Dinanzi alla tragedia umanitaria dei migranti ammassati in Grecia non vi è alternativa ad un immediato accoglimento nell’UE
Quello appena trascorso sull’isola greca di Chios è stato un fine settimana denso di sbarchi; sono giunte dalla vicina costa turca di Çeşme diciotto imbarcazioni stracolme di rifugiati.
Su una di esse vi era una donna incinta in avanzato stato di gravidanza. Per moltissimi rifugiati solo shock e tanta paura.
C’era molto vento e alcuni migranti manifestavano segni di ipotermia.
Venerdì, al tramonto, nella baia di Karfas, un gruppo di volontari, per lo più norvegesi, si era riunito in raccoglimento; essi, mano nella mano, hanno commemorato due bambini afgani di circa quattro anni morti la settimana scorsa durante la loro traversata su gommone, rimasti soffocati dalla massa di persone stipate nell’imbarcazione che, in preda al panico, ne temevano il capovolgimento.
I volontari, accorsi nelle isole greche dell’Egeo, da molti paesi del mondo, svolgono un lavoro preziosissimo, in perfetta coordinazione. Sono in contatto tra di loro e con i rifugiati tramite Website, Facebook e WhatsApp.
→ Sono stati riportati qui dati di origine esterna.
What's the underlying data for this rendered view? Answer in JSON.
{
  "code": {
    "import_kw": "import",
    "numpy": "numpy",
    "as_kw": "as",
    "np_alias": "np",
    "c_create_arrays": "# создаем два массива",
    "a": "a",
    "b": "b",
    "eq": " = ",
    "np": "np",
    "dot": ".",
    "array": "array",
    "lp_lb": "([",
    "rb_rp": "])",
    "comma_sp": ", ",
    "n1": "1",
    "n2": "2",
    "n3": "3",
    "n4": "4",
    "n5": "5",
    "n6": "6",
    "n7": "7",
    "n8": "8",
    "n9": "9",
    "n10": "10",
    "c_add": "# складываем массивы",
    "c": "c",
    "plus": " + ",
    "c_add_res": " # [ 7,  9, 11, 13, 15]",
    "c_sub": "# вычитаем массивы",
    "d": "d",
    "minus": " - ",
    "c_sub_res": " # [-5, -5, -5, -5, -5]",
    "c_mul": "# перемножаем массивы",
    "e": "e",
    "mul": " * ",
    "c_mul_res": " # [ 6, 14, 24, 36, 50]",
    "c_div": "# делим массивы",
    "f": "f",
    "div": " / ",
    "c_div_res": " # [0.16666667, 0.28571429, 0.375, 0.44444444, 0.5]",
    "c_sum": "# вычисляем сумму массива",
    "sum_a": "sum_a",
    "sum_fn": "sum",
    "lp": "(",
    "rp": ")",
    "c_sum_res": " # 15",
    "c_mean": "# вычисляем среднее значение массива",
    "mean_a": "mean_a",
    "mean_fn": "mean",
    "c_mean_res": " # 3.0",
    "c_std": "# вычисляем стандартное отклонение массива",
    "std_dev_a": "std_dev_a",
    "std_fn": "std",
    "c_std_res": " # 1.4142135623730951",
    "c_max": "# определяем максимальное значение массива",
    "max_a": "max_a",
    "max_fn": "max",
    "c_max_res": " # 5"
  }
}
I migranti, una volta in mare, comunicano tramite Google map la loro posizione e da quel momento scatta l’operazione di soccorso. Le partenze per Atene da Chios stanno diminuendo e si teme che le grandi navi in attesa nel porto possano diventare dei campi di prigione per i profughi. Se il confine con la Macedonia riamarrà chiuso, gran parte dei rifugiati sarà trattenuta nelle isole e nei campi non vi sarà più posto e si dovranno quindi utilizzare anche gli alberghi e ciò, con l’avvicinarsi della stagione turistica, finirebbe col danneggiare l’economia del paese, che già è molto fragile.
È necessario che L’UE attivi subito un programma di riallocazione dei migranti con l’introduzione delle quote. Le speranze per una via d’uscita vengono riposte nel cruciale vertice tra Turchia e UE del prossimo 7 marzo.